# Under substrate fertilizer for Hemianthus callitrichoides



## menudown (31 Aug 2013)

Hi folks!
I'm a recently joined new member of this society from Korea. But I got a great help for my hemianthus callitrichoides which was yellowing and floating for poor CO2 distribution. Many thanks to 'Ceg4048'.

My first question is that does HC absorb nutrition mainly from their root so do I need to reset my tank after they consumed all fertilizer under substrate? 

Second question is do regular trimming can prevent HC from choking and melting bottom layer?


----------



## zanguli-ya-zamba (31 Aug 2013)

Hi,
Welcome mate ! 
Foliar uptake is easier for plant so they will choose that route. This will be for HC, crypts, sword Etc...
They will use less energy to take nutrient from there, because it is shorter for them to bring nutrient from leave to tip of the plant, than from roots to tip. 
If you dose water at EI level (high concentration of nutrient) you don't need to have a nutrient rich substrate. So even if roots uptake is a "must" for certain plant, you don't need to put additives in there. 

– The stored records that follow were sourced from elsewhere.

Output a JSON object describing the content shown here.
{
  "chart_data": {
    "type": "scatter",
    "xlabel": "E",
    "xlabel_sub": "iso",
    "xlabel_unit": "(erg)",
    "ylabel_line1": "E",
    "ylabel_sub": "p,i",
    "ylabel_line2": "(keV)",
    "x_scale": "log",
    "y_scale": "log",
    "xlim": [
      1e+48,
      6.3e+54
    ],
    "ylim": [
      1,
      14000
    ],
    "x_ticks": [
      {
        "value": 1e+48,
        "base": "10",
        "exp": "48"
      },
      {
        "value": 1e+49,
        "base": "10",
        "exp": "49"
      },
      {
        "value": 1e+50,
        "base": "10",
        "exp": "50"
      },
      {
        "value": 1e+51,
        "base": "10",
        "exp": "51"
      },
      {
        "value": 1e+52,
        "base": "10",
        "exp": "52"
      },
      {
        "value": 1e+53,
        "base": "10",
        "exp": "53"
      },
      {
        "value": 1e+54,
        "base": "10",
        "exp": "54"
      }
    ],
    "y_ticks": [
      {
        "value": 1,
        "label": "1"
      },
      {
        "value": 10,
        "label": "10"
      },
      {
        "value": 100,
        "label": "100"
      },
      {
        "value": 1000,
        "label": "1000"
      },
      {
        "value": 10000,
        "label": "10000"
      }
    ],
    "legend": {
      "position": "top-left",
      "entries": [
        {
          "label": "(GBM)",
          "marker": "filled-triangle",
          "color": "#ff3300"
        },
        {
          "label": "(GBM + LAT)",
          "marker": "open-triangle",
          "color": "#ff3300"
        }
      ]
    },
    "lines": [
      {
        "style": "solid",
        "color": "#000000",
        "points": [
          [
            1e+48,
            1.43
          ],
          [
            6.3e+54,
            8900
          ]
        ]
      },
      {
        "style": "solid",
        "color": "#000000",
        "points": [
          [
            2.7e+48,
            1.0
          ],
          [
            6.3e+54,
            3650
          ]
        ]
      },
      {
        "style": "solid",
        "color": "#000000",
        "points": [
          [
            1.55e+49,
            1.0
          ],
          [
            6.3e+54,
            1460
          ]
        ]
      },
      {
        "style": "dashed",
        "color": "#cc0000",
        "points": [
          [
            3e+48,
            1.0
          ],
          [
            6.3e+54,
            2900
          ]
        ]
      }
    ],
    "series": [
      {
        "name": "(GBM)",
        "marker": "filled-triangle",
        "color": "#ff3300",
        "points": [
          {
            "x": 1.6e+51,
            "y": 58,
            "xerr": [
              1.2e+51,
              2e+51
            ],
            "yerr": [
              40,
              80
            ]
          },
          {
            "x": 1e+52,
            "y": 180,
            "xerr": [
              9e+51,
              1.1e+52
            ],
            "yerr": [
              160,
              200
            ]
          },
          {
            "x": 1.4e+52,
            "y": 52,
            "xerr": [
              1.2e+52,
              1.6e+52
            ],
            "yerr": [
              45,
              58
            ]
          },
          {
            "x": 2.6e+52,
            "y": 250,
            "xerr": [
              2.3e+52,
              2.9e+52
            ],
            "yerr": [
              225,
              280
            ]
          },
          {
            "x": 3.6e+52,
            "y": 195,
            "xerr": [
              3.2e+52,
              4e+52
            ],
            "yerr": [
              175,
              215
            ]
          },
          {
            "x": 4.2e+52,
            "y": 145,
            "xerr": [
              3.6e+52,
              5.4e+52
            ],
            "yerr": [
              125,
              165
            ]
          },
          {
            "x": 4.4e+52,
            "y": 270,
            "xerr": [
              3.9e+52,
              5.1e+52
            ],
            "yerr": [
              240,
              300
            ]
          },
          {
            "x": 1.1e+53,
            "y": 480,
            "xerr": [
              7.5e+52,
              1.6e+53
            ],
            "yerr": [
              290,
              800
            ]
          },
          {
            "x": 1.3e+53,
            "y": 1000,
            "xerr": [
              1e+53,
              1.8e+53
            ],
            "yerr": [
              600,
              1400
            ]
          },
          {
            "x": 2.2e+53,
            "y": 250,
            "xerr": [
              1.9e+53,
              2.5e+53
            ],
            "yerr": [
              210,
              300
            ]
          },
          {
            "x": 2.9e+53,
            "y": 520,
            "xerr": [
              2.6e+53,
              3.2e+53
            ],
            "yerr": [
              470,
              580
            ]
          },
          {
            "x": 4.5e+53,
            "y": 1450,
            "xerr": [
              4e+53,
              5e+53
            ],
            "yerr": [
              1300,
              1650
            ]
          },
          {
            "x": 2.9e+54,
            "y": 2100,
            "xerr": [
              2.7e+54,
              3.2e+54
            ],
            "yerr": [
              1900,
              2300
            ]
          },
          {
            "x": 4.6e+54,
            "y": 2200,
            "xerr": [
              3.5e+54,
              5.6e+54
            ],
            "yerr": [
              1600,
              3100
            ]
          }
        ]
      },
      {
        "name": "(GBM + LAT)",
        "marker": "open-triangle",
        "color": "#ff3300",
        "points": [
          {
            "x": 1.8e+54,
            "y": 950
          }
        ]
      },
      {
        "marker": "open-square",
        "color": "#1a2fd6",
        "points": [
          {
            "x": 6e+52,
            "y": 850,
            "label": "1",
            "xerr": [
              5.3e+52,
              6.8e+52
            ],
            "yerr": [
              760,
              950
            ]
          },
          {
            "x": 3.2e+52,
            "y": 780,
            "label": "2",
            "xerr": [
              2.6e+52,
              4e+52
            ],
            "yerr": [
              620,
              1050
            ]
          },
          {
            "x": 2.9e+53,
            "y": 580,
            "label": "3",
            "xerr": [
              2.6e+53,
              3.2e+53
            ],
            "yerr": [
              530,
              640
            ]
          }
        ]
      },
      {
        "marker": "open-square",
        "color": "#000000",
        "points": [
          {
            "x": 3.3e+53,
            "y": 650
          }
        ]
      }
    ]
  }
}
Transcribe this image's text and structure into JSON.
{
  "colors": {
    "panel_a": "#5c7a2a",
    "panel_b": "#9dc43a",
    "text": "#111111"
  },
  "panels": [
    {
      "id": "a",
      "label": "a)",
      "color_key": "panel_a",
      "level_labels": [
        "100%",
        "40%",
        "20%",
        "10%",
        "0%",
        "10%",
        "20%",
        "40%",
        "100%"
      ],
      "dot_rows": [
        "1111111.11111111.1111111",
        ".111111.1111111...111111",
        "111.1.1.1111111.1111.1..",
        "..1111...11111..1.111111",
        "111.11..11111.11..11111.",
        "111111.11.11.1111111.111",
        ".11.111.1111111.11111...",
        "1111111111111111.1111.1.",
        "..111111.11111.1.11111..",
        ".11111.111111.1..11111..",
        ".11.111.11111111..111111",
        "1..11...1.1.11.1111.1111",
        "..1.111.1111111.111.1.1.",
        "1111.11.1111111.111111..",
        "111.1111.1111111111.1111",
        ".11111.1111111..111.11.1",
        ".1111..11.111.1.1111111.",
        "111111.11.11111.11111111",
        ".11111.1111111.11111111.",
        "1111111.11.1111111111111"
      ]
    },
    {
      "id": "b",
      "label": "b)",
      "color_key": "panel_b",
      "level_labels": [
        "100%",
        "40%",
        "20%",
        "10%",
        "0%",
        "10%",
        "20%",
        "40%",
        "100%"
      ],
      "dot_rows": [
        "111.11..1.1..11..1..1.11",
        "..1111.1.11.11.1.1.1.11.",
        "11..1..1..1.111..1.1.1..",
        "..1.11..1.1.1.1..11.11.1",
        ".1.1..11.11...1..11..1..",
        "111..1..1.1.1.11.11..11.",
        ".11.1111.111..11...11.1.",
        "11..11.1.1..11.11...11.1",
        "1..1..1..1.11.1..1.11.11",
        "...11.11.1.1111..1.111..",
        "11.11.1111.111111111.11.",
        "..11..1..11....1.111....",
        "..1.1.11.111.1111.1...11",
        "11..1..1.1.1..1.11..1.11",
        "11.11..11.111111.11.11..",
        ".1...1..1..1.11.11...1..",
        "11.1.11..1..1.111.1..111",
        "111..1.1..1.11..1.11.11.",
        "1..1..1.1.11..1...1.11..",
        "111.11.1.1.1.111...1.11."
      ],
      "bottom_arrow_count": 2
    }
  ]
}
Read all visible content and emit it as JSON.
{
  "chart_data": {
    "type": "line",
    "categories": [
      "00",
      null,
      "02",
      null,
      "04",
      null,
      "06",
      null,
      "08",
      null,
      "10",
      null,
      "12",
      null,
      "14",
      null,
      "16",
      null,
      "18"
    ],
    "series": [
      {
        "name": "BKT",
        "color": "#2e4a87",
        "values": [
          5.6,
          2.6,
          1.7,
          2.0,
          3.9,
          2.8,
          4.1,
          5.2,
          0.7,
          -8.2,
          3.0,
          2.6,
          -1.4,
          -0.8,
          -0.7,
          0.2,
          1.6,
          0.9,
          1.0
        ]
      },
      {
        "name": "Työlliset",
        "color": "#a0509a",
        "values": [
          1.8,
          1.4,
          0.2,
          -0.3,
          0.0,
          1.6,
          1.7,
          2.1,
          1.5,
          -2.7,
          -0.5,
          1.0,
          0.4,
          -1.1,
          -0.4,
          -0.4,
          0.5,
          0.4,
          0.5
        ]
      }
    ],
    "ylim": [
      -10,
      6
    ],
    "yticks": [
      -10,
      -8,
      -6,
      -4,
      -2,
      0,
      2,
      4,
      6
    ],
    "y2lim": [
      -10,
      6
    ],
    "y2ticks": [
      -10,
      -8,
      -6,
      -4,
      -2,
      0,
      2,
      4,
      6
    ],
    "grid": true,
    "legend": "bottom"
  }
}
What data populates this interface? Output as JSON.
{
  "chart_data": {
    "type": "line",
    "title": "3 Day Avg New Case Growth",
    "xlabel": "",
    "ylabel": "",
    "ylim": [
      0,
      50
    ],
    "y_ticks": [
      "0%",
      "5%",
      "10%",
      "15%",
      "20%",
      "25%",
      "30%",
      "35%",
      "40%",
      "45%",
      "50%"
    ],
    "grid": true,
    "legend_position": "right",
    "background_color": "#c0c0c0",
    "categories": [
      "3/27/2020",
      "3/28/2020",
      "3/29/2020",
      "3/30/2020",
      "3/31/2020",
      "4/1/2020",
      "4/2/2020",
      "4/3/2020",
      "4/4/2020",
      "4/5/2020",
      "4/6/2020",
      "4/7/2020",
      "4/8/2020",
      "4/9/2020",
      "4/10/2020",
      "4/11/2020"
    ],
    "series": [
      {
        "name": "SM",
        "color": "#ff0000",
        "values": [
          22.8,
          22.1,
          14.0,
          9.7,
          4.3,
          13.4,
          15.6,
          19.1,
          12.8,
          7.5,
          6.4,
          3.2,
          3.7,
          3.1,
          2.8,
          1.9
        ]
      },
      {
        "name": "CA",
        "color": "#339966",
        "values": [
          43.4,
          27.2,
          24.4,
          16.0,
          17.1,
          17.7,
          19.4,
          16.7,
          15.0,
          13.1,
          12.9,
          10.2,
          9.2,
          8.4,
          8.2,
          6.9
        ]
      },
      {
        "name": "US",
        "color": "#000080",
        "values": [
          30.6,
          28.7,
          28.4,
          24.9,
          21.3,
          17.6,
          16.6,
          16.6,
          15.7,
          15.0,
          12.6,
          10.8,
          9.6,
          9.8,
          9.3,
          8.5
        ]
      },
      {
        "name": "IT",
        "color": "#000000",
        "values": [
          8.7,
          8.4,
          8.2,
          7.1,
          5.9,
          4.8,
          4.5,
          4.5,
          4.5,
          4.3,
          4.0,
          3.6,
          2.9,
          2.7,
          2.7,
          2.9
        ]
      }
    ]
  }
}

Trimming HC will not prevent HC from melting. Melting and yellowing is due to poor CO2 methods. But if CO2 is good trimming will help the HC to grow more compact and to side shoot. 

Hope that help mate and that it makes sense. 

Cheers


----------



## Andy Thurston (31 Aug 2013)

If you dont trim hc regularly it will lift where the lower part is starved of light. I cut mine right back as far as i dare when it gets to 2-3 cm high.


----------